La madre è fra i ventisette dialoghi uno dei più densi e ardui da dipanare. Quello forse che più rende esplicito il senso della perdita di ciò in altri tempi altri uomini seppero e videro. Quei loro incontri. L’enigmatico sorriso degli dèi. Qui in gioco c’è solo la condizione umana, e una inesausta ricerca di senso.

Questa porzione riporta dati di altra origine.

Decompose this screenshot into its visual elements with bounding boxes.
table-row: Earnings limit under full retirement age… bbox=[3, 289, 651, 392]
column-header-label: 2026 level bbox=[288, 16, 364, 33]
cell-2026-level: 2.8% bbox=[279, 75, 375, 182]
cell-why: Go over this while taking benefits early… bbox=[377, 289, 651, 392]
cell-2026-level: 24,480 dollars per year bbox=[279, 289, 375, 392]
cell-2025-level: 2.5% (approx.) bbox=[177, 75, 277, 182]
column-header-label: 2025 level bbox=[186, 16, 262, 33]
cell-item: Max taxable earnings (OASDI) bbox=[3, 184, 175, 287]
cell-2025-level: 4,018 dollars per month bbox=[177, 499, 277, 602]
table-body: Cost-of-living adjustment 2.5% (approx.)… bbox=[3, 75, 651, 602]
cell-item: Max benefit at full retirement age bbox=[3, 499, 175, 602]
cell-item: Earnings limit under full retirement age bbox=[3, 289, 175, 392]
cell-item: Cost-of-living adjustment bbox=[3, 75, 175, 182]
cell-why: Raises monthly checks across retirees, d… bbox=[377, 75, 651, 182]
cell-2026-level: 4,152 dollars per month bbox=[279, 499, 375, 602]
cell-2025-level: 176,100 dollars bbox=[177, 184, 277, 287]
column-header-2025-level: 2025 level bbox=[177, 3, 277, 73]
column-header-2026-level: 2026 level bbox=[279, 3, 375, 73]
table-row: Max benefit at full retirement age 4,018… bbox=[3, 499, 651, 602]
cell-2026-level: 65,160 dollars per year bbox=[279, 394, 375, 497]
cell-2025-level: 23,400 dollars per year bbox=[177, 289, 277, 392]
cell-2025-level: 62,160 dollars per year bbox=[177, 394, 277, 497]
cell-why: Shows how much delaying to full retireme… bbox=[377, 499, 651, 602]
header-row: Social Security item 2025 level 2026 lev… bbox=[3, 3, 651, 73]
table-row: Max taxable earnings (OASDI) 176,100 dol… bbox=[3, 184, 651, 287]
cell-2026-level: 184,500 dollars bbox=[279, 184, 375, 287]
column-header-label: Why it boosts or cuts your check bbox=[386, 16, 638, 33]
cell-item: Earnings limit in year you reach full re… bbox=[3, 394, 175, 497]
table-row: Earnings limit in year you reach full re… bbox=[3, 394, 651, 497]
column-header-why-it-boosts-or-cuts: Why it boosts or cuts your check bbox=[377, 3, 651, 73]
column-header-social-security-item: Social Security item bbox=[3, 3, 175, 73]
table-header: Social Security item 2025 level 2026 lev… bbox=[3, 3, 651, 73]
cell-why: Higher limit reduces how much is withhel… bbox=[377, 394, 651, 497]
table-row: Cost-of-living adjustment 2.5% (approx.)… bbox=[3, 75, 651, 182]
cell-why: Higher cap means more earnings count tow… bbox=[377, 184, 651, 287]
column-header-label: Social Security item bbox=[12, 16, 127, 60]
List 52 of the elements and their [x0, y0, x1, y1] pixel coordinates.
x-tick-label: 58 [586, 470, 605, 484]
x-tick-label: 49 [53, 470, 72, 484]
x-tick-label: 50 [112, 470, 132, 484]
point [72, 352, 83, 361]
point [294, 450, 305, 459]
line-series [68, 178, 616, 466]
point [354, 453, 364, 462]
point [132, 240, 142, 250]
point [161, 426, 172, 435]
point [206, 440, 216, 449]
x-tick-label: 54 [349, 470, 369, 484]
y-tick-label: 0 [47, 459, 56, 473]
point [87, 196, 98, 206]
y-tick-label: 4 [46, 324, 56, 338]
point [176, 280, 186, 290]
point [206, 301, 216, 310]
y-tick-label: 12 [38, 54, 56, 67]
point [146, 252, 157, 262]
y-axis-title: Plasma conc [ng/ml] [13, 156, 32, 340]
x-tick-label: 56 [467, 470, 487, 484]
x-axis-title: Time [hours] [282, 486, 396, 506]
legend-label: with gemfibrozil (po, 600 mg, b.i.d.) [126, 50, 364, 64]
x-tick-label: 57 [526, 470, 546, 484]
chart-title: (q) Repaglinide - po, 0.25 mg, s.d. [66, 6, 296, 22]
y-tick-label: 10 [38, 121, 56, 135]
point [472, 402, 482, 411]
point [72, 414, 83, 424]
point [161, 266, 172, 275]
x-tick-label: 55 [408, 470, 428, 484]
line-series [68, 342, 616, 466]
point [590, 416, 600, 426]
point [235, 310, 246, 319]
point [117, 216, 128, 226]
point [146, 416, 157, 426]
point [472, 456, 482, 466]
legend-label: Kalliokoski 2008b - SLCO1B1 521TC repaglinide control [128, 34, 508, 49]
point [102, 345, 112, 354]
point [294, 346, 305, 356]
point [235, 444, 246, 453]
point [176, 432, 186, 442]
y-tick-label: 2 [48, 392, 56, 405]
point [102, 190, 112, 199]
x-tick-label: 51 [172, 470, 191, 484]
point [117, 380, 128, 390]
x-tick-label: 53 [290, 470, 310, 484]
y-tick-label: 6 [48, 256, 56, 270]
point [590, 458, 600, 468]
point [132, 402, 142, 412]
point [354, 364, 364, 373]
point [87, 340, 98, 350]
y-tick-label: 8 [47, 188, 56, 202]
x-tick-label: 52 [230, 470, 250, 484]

Seduto su una panchina, Meleagro riavvolge il filo della sua vita di cacciatore, il suo destino legato a un tizzone che al momento in cui nacque la madre aveva sottratto al fuoco per farlo vivere e che nel fuoco aveva ributtato nel momento dell’ira, condannandolo alla morte. Ma il mito è un riflesso lontano. Anche l’incontro fatale con la ninfa Atalanta, l’insuperabile cacciatrice cui aveva fatto dono della pelle cinghiale ucciso, scivola in un lessico familiare. La casa vuota, il letto deserto. La posa dell’uomo, il corpo piegato in avanti a guardare in terra davanti a sé, con le braccia in appoggio sulle ginocchia e le mani intrecciate, è quella del contadino o dell’operaio di un tempo al termine del lavoro. Ha smesso la fatica di vivere, Meleagro. Ma continua a interrogarsi.

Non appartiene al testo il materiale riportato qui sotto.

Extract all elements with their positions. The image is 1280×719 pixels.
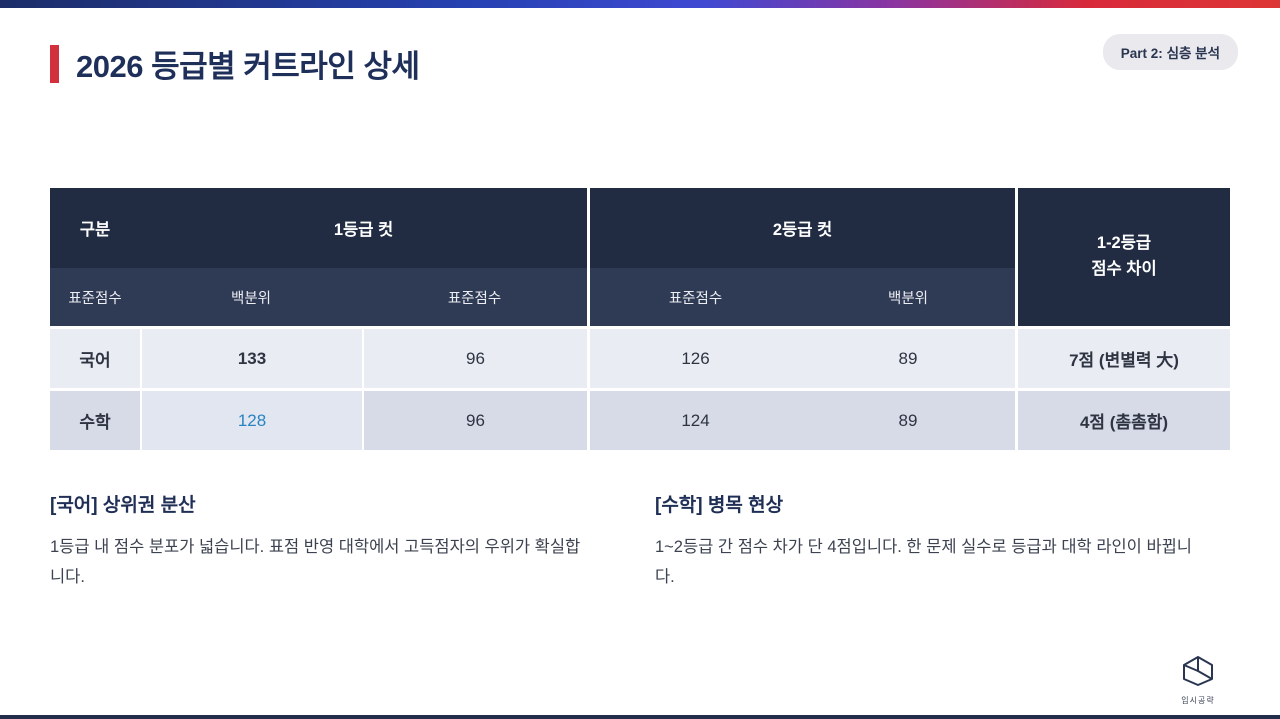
subheader-percentile-1: 백분위	[140, 268, 362, 326]
math-grade2-pct: 89	[801, 388, 1015, 450]
math-grade2-std: 124	[587, 388, 801, 450]
korean-grade2-pct: 89	[801, 326, 1015, 388]
math-grade1-std: 128	[140, 388, 362, 450]
part-badge-label: 심층 분석	[1166, 46, 1220, 61]
table-row-math: 수학 128 96 124 89 4점 (촘촘함)	[50, 388, 1230, 450]
header-grade2-cut: 2등급 컷	[587, 188, 1015, 268]
header-diff-line1: 1-2등급	[1096, 234, 1152, 253]
header-gubun: 구분	[50, 188, 140, 268]
cutline-table: 구분 1등급 컷 2등급 컷 1-2등급 점수 차이 표준점수 백분위 표준점수…	[50, 188, 1230, 450]
logo-icon	[1183, 656, 1213, 686]
subheader-std-gubun: 표준점수	[50, 268, 140, 326]
table-header-row-2: 표준점수 백분위 표준점수 표준점수 백분위	[50, 268, 1230, 326]
header-diff: 1-2등급 점수 차이	[1015, 188, 1230, 326]
table-row-korean: 국어 133 96 126 89 7점 (변별력 大)	[50, 326, 1230, 388]
cutline-table-grid: 구분 1등급 컷 2등급 컷 1-2등급 점수 차이 표준점수 백분위 표준점수…	[50, 188, 1230, 450]
korean-grade1-std: 133	[140, 326, 362, 388]
analysis-notes: [국어] 상위권 분산 1등급 내 점수 분포가 넓습니다. 표점 반영 대학에…	[50, 490, 1230, 592]
logo-text: 입시공략	[1181, 696, 1215, 705]
note-korean-body: 1등급 내 점수 분포가 넓습니다. 표점 반영 대학에서 고득점자의 우위가 …	[50, 538, 581, 586]
title-accent-bar	[50, 44, 59, 83]
subheader-std-2: 표준점수	[587, 268, 801, 326]
math-grade1-pct: 96	[362, 388, 587, 450]
note-math-heading: [수학] 병목 현상	[655, 495, 784, 516]
top-gradient-bar	[0, 0, 1280, 8]
part-badge: Part 2: 심층 분석	[1102, 34, 1238, 70]
korean-grade2-std: 126	[587, 326, 801, 388]
header: 2026 등급별 커트라인 상세	[50, 41, 420, 86]
subheader-percentile-2: 백분위	[801, 268, 1015, 326]
header-diff-line2: 점수 차이	[1091, 260, 1157, 278]
table-header-row-1: 구분 1등급 컷 2등급 컷 1-2등급 점수 차이	[50, 188, 1230, 326]
page-title: 2026 등급별 커트라인 상세	[76, 49, 420, 84]
subject-math: 수학	[50, 388, 140, 450]
subject-korean: 국어	[50, 326, 140, 388]
note-math-body: 1~2등급 간 점수 차가 단 4점입니다. 한 문제 실수로 등급과 대학 라…	[655, 538, 1192, 586]
subheader-std-1: 표준점수	[362, 268, 587, 326]
math-diff: 4점 (촘촘함)	[1015, 388, 1230, 450]
bottom-bar	[0, 715, 1280, 719]
note-korean-heading: [국어] 상위권 분산	[50, 495, 196, 516]
note-korean: [국어] 상위권 분산 1등급 내 점수 분포가 넓습니다. 표점 반영 대학에…	[50, 490, 655, 592]
brand-logo: 입시공략	[1166, 654, 1230, 706]
note-math: [수학] 병목 현상 1~2등급 간 점수 차가 단 4점입니다. 한 문제 실…	[655, 490, 1230, 592]
korean-diff: 7점 (변별력 大)	[1015, 326, 1230, 388]
part-badge-number: Part 2:	[1120, 46, 1163, 61]
header-grade1-cut: 1등급 컷	[140, 188, 587, 268]
korean-grade1-pct: 96	[362, 326, 587, 388]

Accanto a lui, la figura femminile in cui ha preso corpo il dio Ermete è poco più di una voce interiore. Non lo guarda, mai. Anche se lo slancio immobile del corpo va nella sua direzione. Dialoga con lui rimandandogli risposte che l’uomo sa già. La mano destra appoggiata sul ventre suggerisce, in maniera quasi pittorica, l’idea della maternità. E questo gesto immobile ci appare d’improvviso memorabile (Benjamin avrebbe forse parlato di un gesto citabile), nella sua capacità di svelamento.

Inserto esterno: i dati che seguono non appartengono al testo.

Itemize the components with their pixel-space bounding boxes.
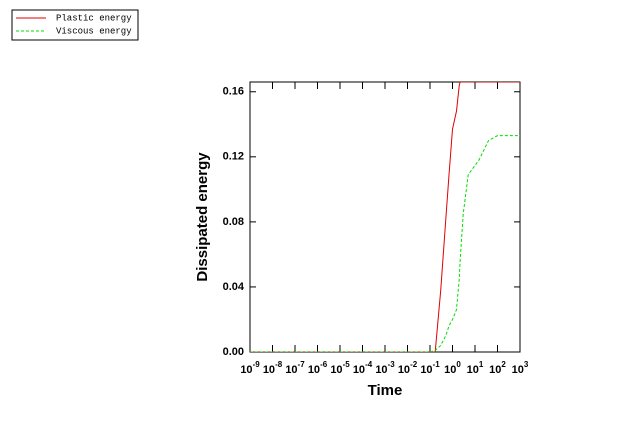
x-tick-label: 10-4 [353,360,373,376]
x-tick-label: 10-6 [308,360,328,376]
x-tick-label: 10-9 [240,360,260,376]
x-tick-label: 10-1 [420,360,440,376]
data-line [250,135,520,352]
y-tick-label: 0.04 [223,281,245,293]
y-tick-label: 0.16 [223,86,244,98]
y-tick-label: 0.12 [223,151,244,163]
legend-label: Plastic energy [56,13,132,23]
x-tick-label: 10-5 [330,360,350,376]
x-tick-label: 100 [444,360,461,376]
y-tick-label: 0.08 [223,216,244,228]
x-tick-label: 102 [489,360,506,376]
x-axis-title: Time [368,382,403,399]
plot-frame [249,81,521,353]
y-axis-title: Dissipated energy [194,152,211,282]
x-tick-label: 101 [467,360,484,376]
y-tick-label: 0.00 [223,346,244,358]
x-tick-label: 103 [512,360,529,376]
legend-box [11,9,139,41]
x-tick-label: 10-7 [285,360,305,376]
x-tick-label: 10-3 [375,360,395,376]
x-tick-label: 10-2 [398,360,418,376]
data-line [250,82,520,352]
legend-label: Viscous energy [56,26,132,36]
x-tick-label: 10-8 [263,360,283,376]
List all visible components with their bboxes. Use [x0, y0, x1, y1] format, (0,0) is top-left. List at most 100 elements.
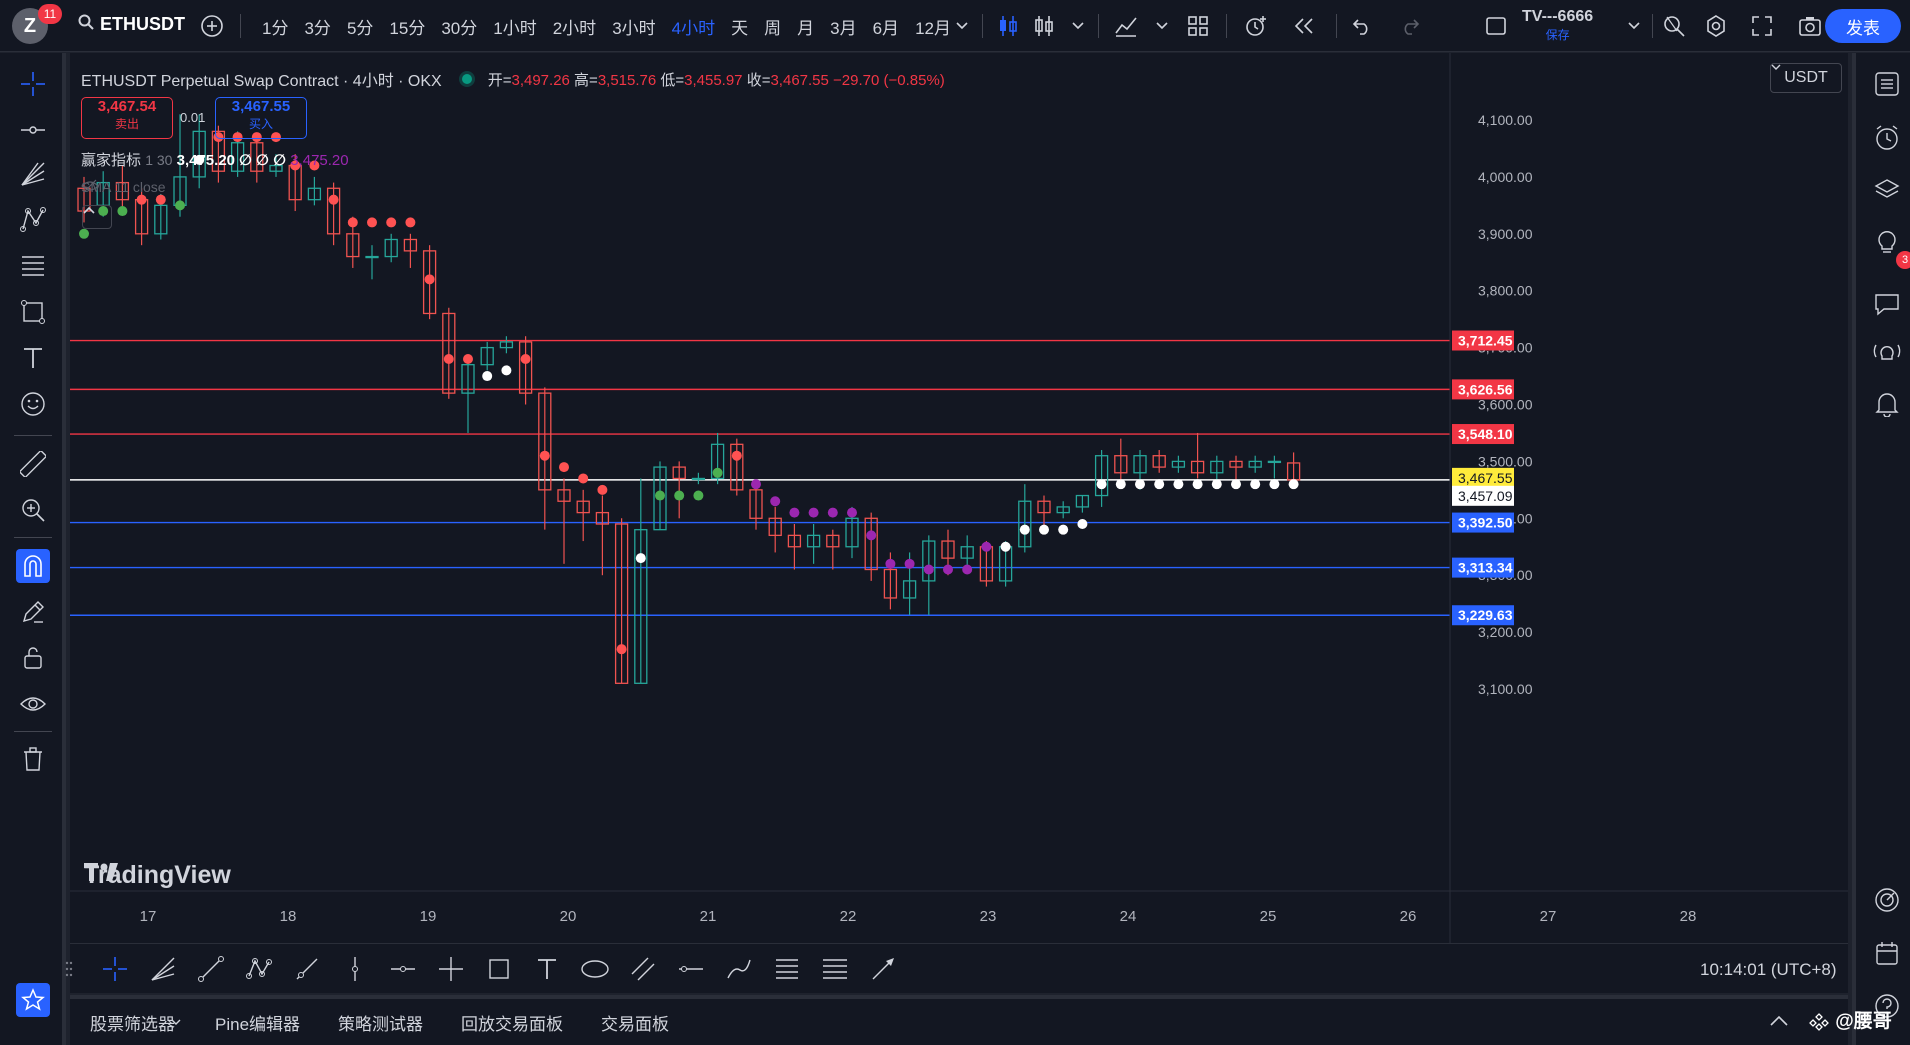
- currency-selector[interactable]: USDT: [1770, 63, 1842, 93]
- rectangle-icon[interactable]: [16, 295, 50, 329]
- price-chart[interactable]: 3,100.003,200.003,300.003,400.003,500.00…: [70, 53, 1848, 943]
- collapse-legend-button[interactable]: [82, 205, 112, 229]
- chart-legend: ETHUSDT Perpetual Swap Contract · 4小时 · …: [81, 67, 945, 91]
- tab-replay-trading[interactable]: 回放交易面板: [461, 1014, 564, 1034]
- interval-1h[interactable]: 1小时: [493, 19, 537, 38]
- interval-3mo[interactable]: 3月: [830, 19, 857, 38]
- interval-1w[interactable]: 周: [764, 19, 782, 38]
- alert-clock-icon[interactable]: [1242, 12, 1270, 40]
- ray-icon[interactable]: [292, 954, 322, 984]
- interval-30m[interactable]: 30分: [441, 19, 478, 38]
- bar-chart-type-icon[interactable]: [1030, 12, 1058, 40]
- indicator-legend-winner[interactable]: 赢家指标 1 30 3,475.20 ∅ ∅ ∅ 3,475.20: [81, 152, 349, 169]
- chart-pane[interactable]: 3,100.003,200.003,300.003,400.003,500.00…: [70, 53, 1848, 943]
- fullscreen-icon[interactable]: [1748, 12, 1776, 40]
- publish-button[interactable]: 发表: [1825, 9, 1901, 43]
- rectangle-icon[interactable]: [484, 954, 514, 984]
- pattern-icon[interactable]: [244, 954, 274, 984]
- interval-3m[interactable]: 3分: [304, 19, 331, 38]
- ruler-icon[interactable]: [16, 447, 50, 481]
- arrow-icon[interactable]: [868, 954, 898, 984]
- ellipse-icon[interactable]: [580, 954, 610, 984]
- chevron-down-icon[interactable]: [948, 12, 976, 40]
- crosshair-icon[interactable]: [16, 67, 50, 101]
- indicators-icon[interactable]: [1112, 12, 1140, 40]
- watchlist-icon[interactable]: [1870, 67, 1904, 101]
- trash-icon[interactable]: [16, 743, 50, 777]
- text-icon[interactable]: [532, 954, 562, 984]
- favorites-star-icon[interactable]: [16, 983, 50, 1017]
- layout-icon[interactable]: [1482, 12, 1510, 40]
- magnet-icon[interactable]: [16, 549, 50, 583]
- redo-icon[interactable]: [1396, 12, 1424, 40]
- quick-search-icon[interactable]: [1660, 12, 1688, 40]
- symbol-search-button[interactable]: ETHUSDT: [78, 14, 185, 35]
- replay-icon[interactable]: [1290, 12, 1318, 40]
- calendar-icon[interactable]: [1870, 937, 1904, 971]
- fib-retracement-icon[interactable]: [772, 954, 802, 984]
- interval-2h[interactable]: 2小时: [552, 19, 597, 38]
- chevron-down-icon[interactable]: [1064, 12, 1092, 40]
- vertical-line-icon[interactable]: [340, 954, 370, 984]
- tab-stock-screener[interactable]: 股票筛选器: [90, 1014, 175, 1034]
- interval-6mo[interactable]: 6月: [872, 19, 900, 38]
- ideas-lightbulb-icon[interactable]: [1870, 225, 1904, 259]
- fib-fan-icon[interactable]: [148, 954, 178, 984]
- buy-button[interactable]: 3,467.55 买入: [215, 97, 307, 139]
- interval-15m[interactable]: 15分: [389, 19, 426, 38]
- interval-1mo[interactable]: 月: [797, 19, 815, 38]
- candle-body-31: [672, 466, 686, 480]
- price-tick-5: 3,600.00: [1478, 397, 1533, 413]
- text-icon[interactable]: [16, 341, 50, 375]
- chart-clock[interactable]: 10:14:01 (UTC+8): [1700, 960, 1837, 979]
- interval-4h[interactable]: 4小时: [671, 19, 716, 38]
- add-symbol-icon[interactable]: [198, 12, 226, 40]
- interval-1m[interactable]: 1分: [262, 19, 289, 38]
- tab-trading-panel[interactable]: 交易面板: [601, 1014, 670, 1034]
- help-icon[interactable]: [1870, 989, 1904, 1023]
- lock-icon[interactable]: [16, 641, 50, 675]
- indicator-dot-9: [251, 132, 262, 143]
- horizontal-line-icon[interactable]: [388, 954, 418, 984]
- horizontal-ray-icon[interactable]: [16, 113, 50, 147]
- fib-retracement-icon[interactable]: [16, 249, 50, 283]
- tab-strategy-tester[interactable]: 策略测试器: [338, 1014, 424, 1034]
- indicator-legend-sma[interactable]: SMA 11 close: [81, 179, 166, 195]
- layers-icon[interactable]: [1870, 173, 1904, 207]
- emoji-icon[interactable]: [16, 387, 50, 421]
- trend-line-icon[interactable]: [196, 954, 226, 984]
- chevron-down-icon[interactable]: [1148, 12, 1176, 40]
- layout-grid-icon[interactable]: [1184, 12, 1212, 40]
- camera-snapshot-icon[interactable]: [1796, 12, 1824, 40]
- chevron-down-icon[interactable]: [171, 1019, 181, 1025]
- streams-icon[interactable]: [1870, 335, 1904, 369]
- undo-icon[interactable]: [1348, 12, 1376, 40]
- crosshair-icon[interactable]: [100, 954, 130, 984]
- candles-chart-type-icon[interactable]: [994, 12, 1022, 40]
- price-line-icon[interactable]: [676, 954, 706, 984]
- brush-icon[interactable]: [724, 954, 754, 984]
- pattern-icon[interactable]: [16, 203, 50, 237]
- layout-name-button[interactable]: TV---6666 保存: [1522, 8, 1593, 43]
- interval-3h[interactable]: 3小时: [612, 19, 656, 38]
- interval-1d[interactable]: 天: [731, 19, 749, 38]
- sell-button[interactable]: 3,467.54 卖出: [81, 97, 173, 139]
- drag-handle-icon[interactable]: [62, 954, 76, 984]
- cross-line-icon[interactable]: [436, 954, 466, 984]
- interval-12mo[interactable]: 12月: [915, 19, 951, 38]
- parallel-channel-icon[interactable]: [628, 954, 658, 984]
- alerts-clock-icon[interactable]: [1870, 121, 1904, 155]
- chat-icon[interactable]: [1870, 287, 1904, 321]
- chevron-down-icon[interactable]: [1620, 12, 1648, 40]
- settings-gear-icon[interactable]: [1702, 12, 1730, 40]
- tab-pine-editor[interactable]: Pine编辑器: [215, 1014, 301, 1034]
- fib-fan-icon[interactable]: [16, 157, 50, 191]
- zoom-in-icon[interactable]: [16, 493, 50, 527]
- interval-5m[interactable]: 5分: [346, 19, 374, 38]
- notifications-bell-icon[interactable]: [1870, 387, 1904, 421]
- eye-icon[interactable]: [16, 687, 50, 721]
- gann-box-icon[interactable]: [820, 954, 850, 984]
- chevron-up-icon[interactable]: [1770, 1015, 1788, 1027]
- draw-mode-icon[interactable]: [16, 595, 50, 629]
- dom-target-icon[interactable]: [1870, 883, 1904, 917]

Ciò di cui è capace Straub è di far parlare le parole. E di farle ascoltare, con tutto il loro peso specifico. Non è solo questione del loro contenuto, che non ci sarebbe bisogno di cinema o teatro. E nemmeno della partitura musicale in cui si distendono, che pure conta, il ritmo con cui scorrono, rigoroso come un metronomo, modulato dall’artefice su una sorta di pentagramma che detta i tempi e le pause. Vedi se ti ricordi le parole che disse, chiede Ermete. E quel bisogno di ricordarle, le parole, è anche nostro, di noi che viviamo nel frastuono assordante di parole inascoltabili, quelle urlate nell’insopportabile circo dei talk show al pari di quelle balbettate nel segreto dei telefoni intercettati. Per il breve momento di uno spettacolo siamo di messi di fronte a parole che ci dicono una possibilità di resistenza.
Dobbiamo essere grati a questo breve momento di teatro. Dobbiamo essere lieti che si produca all’inizio di una nuova stagione teatrale. Come a tracciare una linea di demarcazione. A indicarci che c’è ancora un teatro di cui vale la pena parlare. Per il quale vale ancora la pena cercare le parole per dirlo.